Commonwealth Court Strikes Down Ordinance Banning Digital Billboards
A municipality cannot impose a total ban on digital billboards within its borders without showing evidence that excluding such signage “bears a substantial relationship to the public health, safety, morality, or welfare,” the Pennsylvania Commonwealth Court has ruled.
Background
In Adams Outdoor Advertising vs. Zoning Hearing Board of Stroudsburg Borough, an applicant before the ZHB challenged Ordinance 1048-2018, which included a total ban on electronic message boards in the Borough. Notwithstanding the fact that the Borough presented no evidence or testimony in support of its position as to the validity of the ordinance in question, the ZHB denied the applicant’s challenge.
On appeal, the trial court determined that the applicant’s substantive due process rights were contravened by the zoning ordinance’s blanket prohibition of digital billboards within the Borough. Accordingly, the trial court concluded that the applicant was entitled to site-specific relief in the form of authorization to build a digital sign that otherwise complied with Ordinance 1048-2018 and state/federal law.
The trial court’s decision was appealed to the Commonwealth Court, which first cited to the Pennsylvania Supreme Court’s decision in the Exeton Quarries case. Specifically, the Court noted the following:
- The constitutionality of zoning ordinance that totally prohibits legitimate businesses from an entire community should be regarded with particular circumspection; for unlike the constitutionality of more restrictions on property rights imposed by other ordinances, the constitutionality of total prohibitions of legitimate business cannot be premised on the fundamental reasonableness of allocating to each type of activity a particular location in community.
- Therefore, we caution that a zoning ordinance which totally excludes a particular business from an entire municipality must bear a more substantial relationship to the public health, safety, morals and general welfare that an ordinance which merely confines that business to a certain area in the municipality.
The Commonwealth Court then noted that its analysis in such a case proceeds in two steps. First, the court considers whether the challenging party has overcome the presumed constitutionality of an ordinance by showing it excludes billboards as a use. Second, if a challenger has done so, the court then considers whether the municipality has salvaged the ordinance by presenting evidence to show that the exclusionary regulation bears a substantial relationship to the public health, safety, morality or welfare.
The Borough’s Burden
The Borough took the position in the appeal that digital billboards are not entitled to the same level of constitutional protection as other uses and, consequently, that it was not the Borough’s burden to show that the ban imposed against them was substantively valid.

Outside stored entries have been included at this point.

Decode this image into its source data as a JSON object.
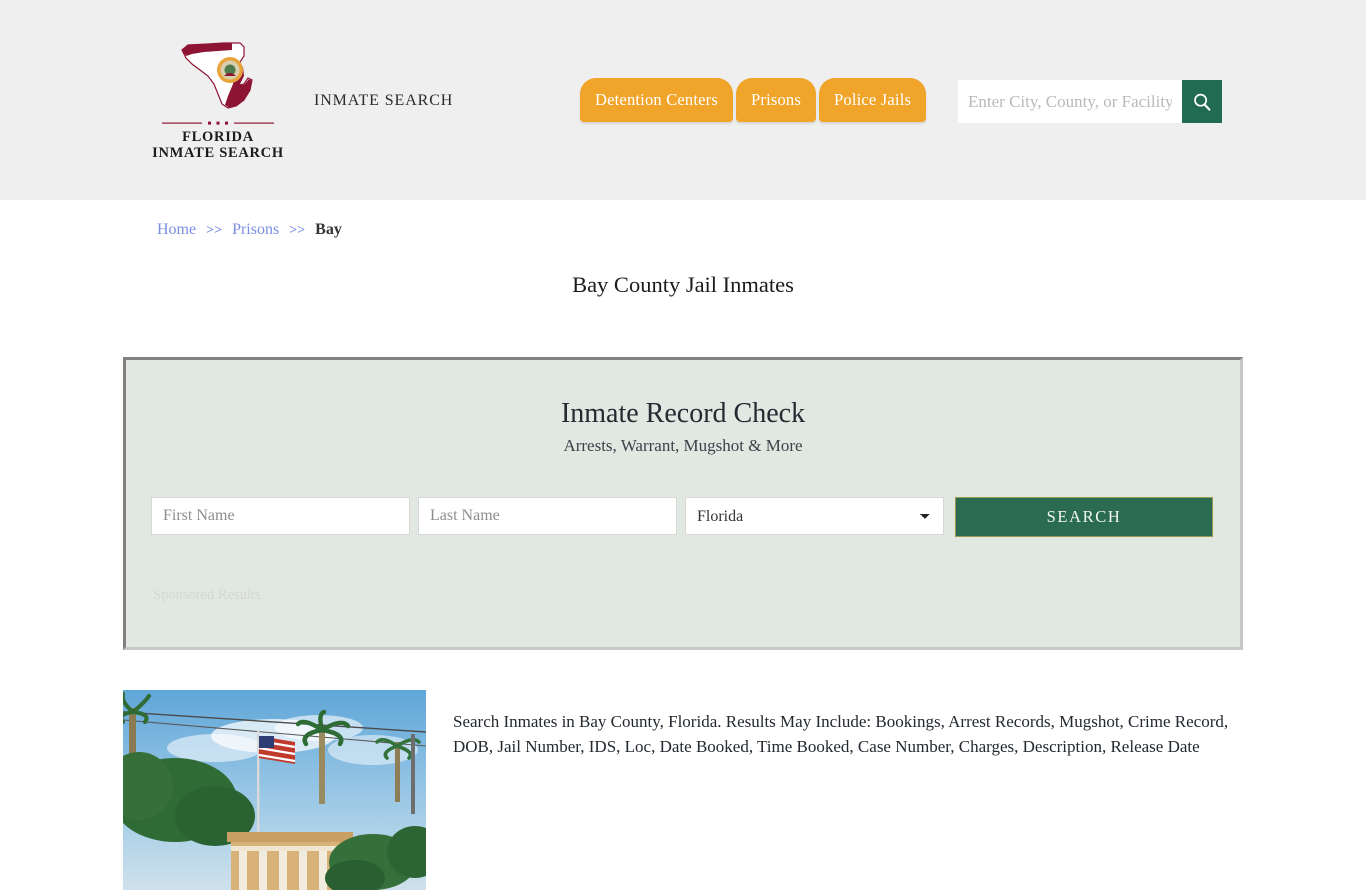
{
  "header": {
    "logo_icon": "florida-state-outline-icon",
    "brand_line1": "FLORIDA",
    "brand_line2": "INMATE SEARCH",
    "tagline": "INMATE SEARCH",
    "nav_tabs": [
      {
        "label": "Detention Centers",
        "name": "tab-detention-centers"
      },
      {
        "label": "Prisons",
        "name": "tab-prisons"
      },
      {
        "label": "Police Jails",
        "name": "tab-police-jails"
      }
    ],
    "search": {
      "placeholder": "Enter City, County, or Facility",
      "value": "",
      "button_icon": "search-icon"
    },
    "background_color": "#efefef",
    "tab_color": "#f0a52a",
    "accent_green": "#216b52"
  },
  "breadcrumb": {
    "items": [
      {
        "label": "Home",
        "current": false
      },
      {
        "label": "Prisons",
        "current": false
      },
      {
        "label": "Bay",
        "current": true
      }
    ],
    "separator": ">>"
  },
  "page": {
    "title": "Bay County Jail Inmates"
  },
  "record_panel": {
    "title": "Inmate Record Check",
    "subtitle": "Arrests, Warrant, Mugshot & More",
    "first_name_placeholder": "First Name",
    "first_name_value": "",
    "last_name_placeholder": "Last Name",
    "last_name_value": "",
    "state_selected": "Florida",
    "state_options": [
      "Florida"
    ],
    "search_button": "SEARCH",
    "sponsored_label": "Sponsored Results",
    "panel_background": "#e1e7e1",
    "button_color": "#2a6b52"
  },
  "content": {
    "photo_alt": "bay-county-jail-photo",
    "description": "Search Inmates in Bay County, Florida. Results May Include: Bookings, Arrest Records, Mugshot, Crime Record, DOB, Jail Number, IDS, Loc, Date Booked, Time Booked, Case Number, Charges, Description, Release Date"
  }
}
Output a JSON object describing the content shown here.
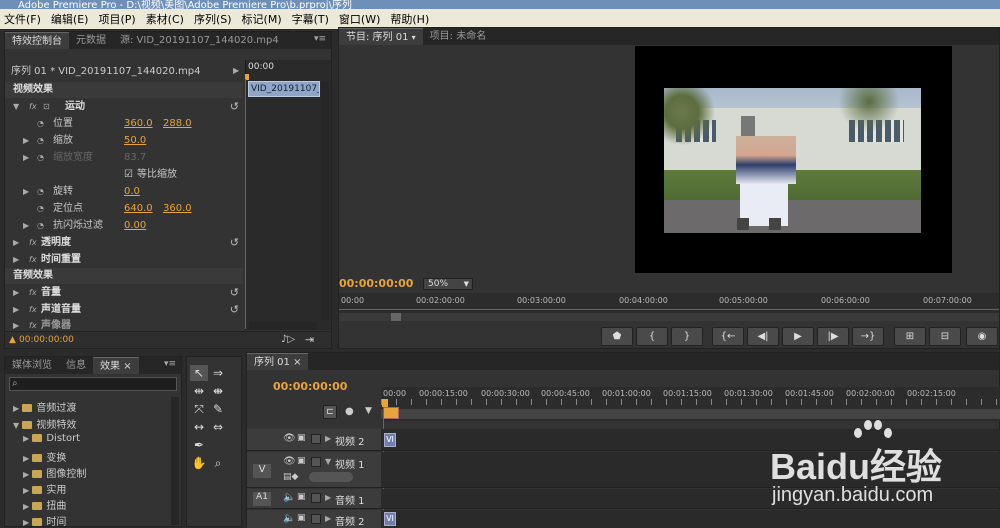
{
  "window": {
    "title": "Adobe Premiere Pro - D:\\视频\\美图\\Adobe Premiere Pro\\b.prproj\\序列"
  },
  "menu": [
    "文件(F)",
    "编辑(E)",
    "项目(P)",
    "素材(C)",
    "序列(S)",
    "标记(M)",
    "字幕(T)",
    "窗口(W)",
    "帮助(H)"
  ],
  "effect_controls": {
    "tabs": [
      "特效控制台",
      "元数据",
      "源: VID_20191107_144020.mp4"
    ],
    "clip_header": "序列 01 * VID_20191107_144020.mp4",
    "ruler_time": "00:00",
    "clip_bar": "VID_20191107_1",
    "video_section": "视频效果",
    "motion": "运动",
    "position": {
      "label": "位置",
      "x": "360.0",
      "y": "288.0"
    },
    "scale": {
      "label": "缩放",
      "value": "50.0"
    },
    "scale_width": {
      "label": "缩放宽度",
      "value": "83.7"
    },
    "uniform_scale": "等比缩放",
    "rotation": {
      "label": "旋转",
      "value": "0.0"
    },
    "anchor": {
      "label": "定位点",
      "x": "640.0",
      "y": "360.0"
    },
    "antiflicker": {
      "label": "抗闪烁过滤",
      "value": "0.00"
    },
    "opacity": "透明度",
    "time_remap": "时间重置",
    "audio_section": "音频效果",
    "volume": "音量",
    "channel_volume": "声道音量",
    "panner": "声像器",
    "timecode": "00:00:00:00"
  },
  "program": {
    "tabs": [
      "节目: 序列 01",
      "项目: 未命名"
    ],
    "timecode": "00:00:00:00",
    "zoom": "50%",
    "ruler": [
      "00:00",
      "00:02:00:00",
      "00:03:00:00",
      "00:04:00:00",
      "00:05:00:00",
      "00:06:00:00",
      "00:07:00:00"
    ]
  },
  "effects_panel": {
    "tabs": [
      "媒体浏览",
      "信息",
      "效果"
    ],
    "tree": [
      {
        "label": "音频过渡",
        "level": 0,
        "open": false
      },
      {
        "label": "视频特效",
        "level": 0,
        "open": true
      },
      {
        "label": "Distort",
        "level": 1,
        "open": false
      },
      {
        "label": "变换",
        "level": 1,
        "open": false
      },
      {
        "label": "图像控制",
        "level": 1,
        "open": false
      },
      {
        "label": "实用",
        "level": 1,
        "open": false
      },
      {
        "label": "扭曲",
        "level": 1,
        "open": false
      },
      {
        "label": "时间",
        "level": 1,
        "open": false
      }
    ]
  },
  "timeline": {
    "tab": "序列 01",
    "timecode": "00:00:00:00",
    "ruler": [
      "00:00",
      "00:00:15:00",
      "00:00:30:00",
      "00:00:45:00",
      "00:01:00:00",
      "00:01:15:00",
      "00:01:30:00",
      "00:01:45:00",
      "00:02:00:00",
      "00:02:15:00"
    ],
    "tracks": {
      "video2": "视频 2",
      "video1": "视频 1",
      "audio1": "音频 1",
      "audio2": "音频 2",
      "v_label": "V",
      "a1_label": "A1",
      "clip_badge": "VI"
    }
  },
  "watermark": {
    "main": "Baidu经验",
    "sub": "jingyan.baidu.com"
  }
}
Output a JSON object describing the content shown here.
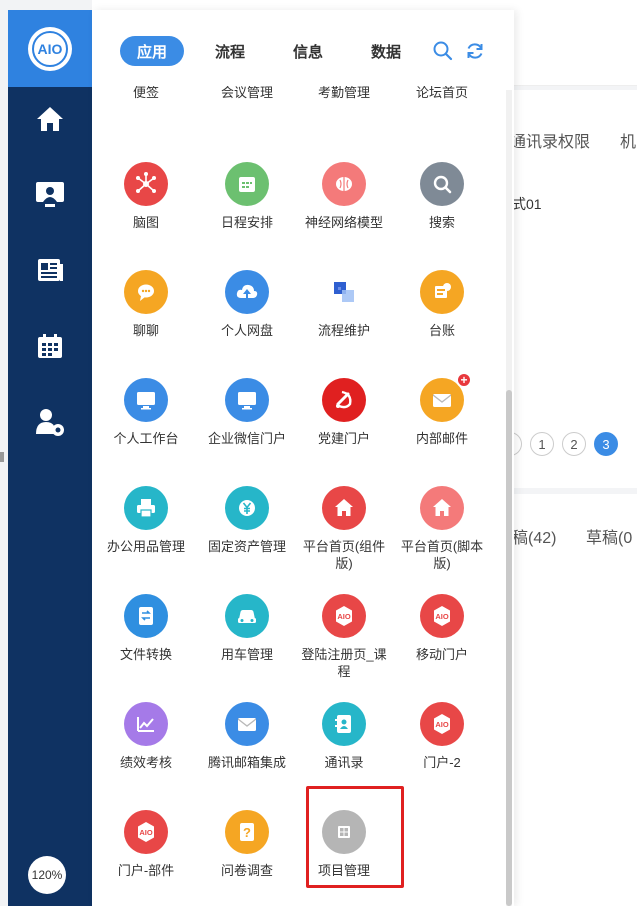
{
  "sidebar": {
    "logo_text": "AIO",
    "nav_icons": [
      "home-icon",
      "monitor-user-icon",
      "news-icon",
      "calendar-icon",
      "user-settings-icon"
    ],
    "zoom_label": "120%"
  },
  "panel": {
    "tabs": [
      {
        "label": "应用",
        "active": true
      },
      {
        "label": "流程",
        "active": false
      },
      {
        "label": "信息",
        "active": false
      },
      {
        "label": "数据",
        "active": false
      }
    ],
    "header_icons": [
      "search-icon",
      "refresh-icon"
    ],
    "apps": [
      {
        "label": "便签",
        "color": "#e8a13a",
        "icon": "note-icon"
      },
      {
        "label": "会议管理",
        "color": "#f2a93b",
        "icon": "meeting-icon"
      },
      {
        "label": "考勤管理",
        "color": "#f2a93b",
        "icon": "attendance-icon"
      },
      {
        "label": "论坛首页",
        "color": "#3fb4e8",
        "icon": "forum-icon"
      },
      {
        "label": "脑图",
        "color": "#e84747",
        "icon": "mindmap-icon"
      },
      {
        "label": "日程安排",
        "color": "#6cc070",
        "icon": "schedule-icon"
      },
      {
        "label": "神经网络模型",
        "color": "#f47a7a",
        "icon": "brain-icon"
      },
      {
        "label": "搜索",
        "color": "#7f8a96",
        "icon": "search-icon"
      },
      {
        "label": "聊聊",
        "color": "#f5a623",
        "icon": "chat-icon"
      },
      {
        "label": "个人网盘",
        "color": "#3b8ce5",
        "icon": "cloud-upload-icon"
      },
      {
        "label": "流程维护",
        "color": "transparent",
        "icon": "flow-squares-icon"
      },
      {
        "label": "台账",
        "color": "#f5a623",
        "icon": "ledger-icon"
      },
      {
        "label": "个人工作台",
        "color": "#3b8ce5",
        "icon": "monitor-icon"
      },
      {
        "label": "企业微信门户",
        "color": "#3b8ce5",
        "icon": "monitor-icon"
      },
      {
        "label": "党建门户",
        "color": "#e02020",
        "icon": "party-emblem-icon"
      },
      {
        "label": "内部邮件",
        "color": "#f5a623",
        "icon": "mail-icon",
        "badge": "+"
      },
      {
        "label": "办公用品管理",
        "color": "#26b6c9",
        "icon": "printer-icon"
      },
      {
        "label": "固定资产管理",
        "color": "#26b6c9",
        "icon": "yen-icon"
      },
      {
        "label": "平台首页(组件版)",
        "color": "#e84747",
        "icon": "home-icon"
      },
      {
        "label": "平台首页(脚本版)",
        "color": "#f47a7a",
        "icon": "home-icon"
      },
      {
        "label": "文件转换",
        "color": "#2f8fe0",
        "icon": "file-convert-icon"
      },
      {
        "label": "用车管理",
        "color": "#26b6c9",
        "icon": "car-icon"
      },
      {
        "label": "登陆注册页_课程",
        "color": "#e84747",
        "icon": "aio-icon"
      },
      {
        "label": "移动门户",
        "color": "#e84747",
        "icon": "aio-icon"
      },
      {
        "label": "绩效考核",
        "color": "#a57ae8",
        "icon": "chart-icon"
      },
      {
        "label": "腾讯邮箱集成",
        "color": "#3b8ce5",
        "icon": "mail-icon"
      },
      {
        "label": "通讯录",
        "color": "#26b6c9",
        "icon": "contacts-icon"
      },
      {
        "label": "门户-2",
        "color": "#e84747",
        "icon": "aio-icon"
      },
      {
        "label": "门户-部件",
        "color": "#e84747",
        "icon": "aio-icon"
      },
      {
        "label": "问卷调查",
        "color": "#f5a623",
        "icon": "question-icon"
      },
      {
        "label": "项目管理",
        "color": "#b5b5b5",
        "icon": "grid-icon",
        "highlighted": true
      }
    ]
  },
  "background": {
    "tab1": "通讯录权限",
    "tab2": "机",
    "row_text": "式01",
    "pager": [
      "1",
      "2",
      "3"
    ],
    "pager_active": "3",
    "tab_drafts_sent": "稿(42)",
    "tab_drafts": "草稿(0"
  }
}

The Commonwealth Court disagreed and noted that it was the Borough’s responsibility to defend its total ban by presenting evidence to show that the exclusionary regulation bears a substantial relationship to the public health, safety, morality, or welfare. The Commonwealth Court noted that the Borough failed to present any such evidence to justify the exclusionary regulation. As a result, the Commonwealth Court upheld the decision of the trial court and found the ordinance prohibiting digital billboards invalid.
Interestingly, in a footnote, the Commonwealth Court noted that Section 1006-A of the Municipalities Planning Code gives “broad discretionary powers” to the Trial Court to fashion appropriate relief to the successful challenger of a zoning ordinance. It also noted that, in exercising this power to fashion judicial relief, the Trial Court “owes no deference to the administrative findings” of the ZHB and that whatever form of judicial relief is appropriate (i.e., location and/or configuration), is up to the Trial Court and subject to a right of appeal back to the Commonwealth Court.
Conclusion
In summary, a municipality cannot ban digital billboards from their borders unless they have some “special reason.” It is hard to imagine that a municipality can come up with a valid reason to ban them from their entire municipality. The Borough’s failure to submit any evidence in this case was the “kiss of death” as to their attempt to defend their municipal-wide prohibition.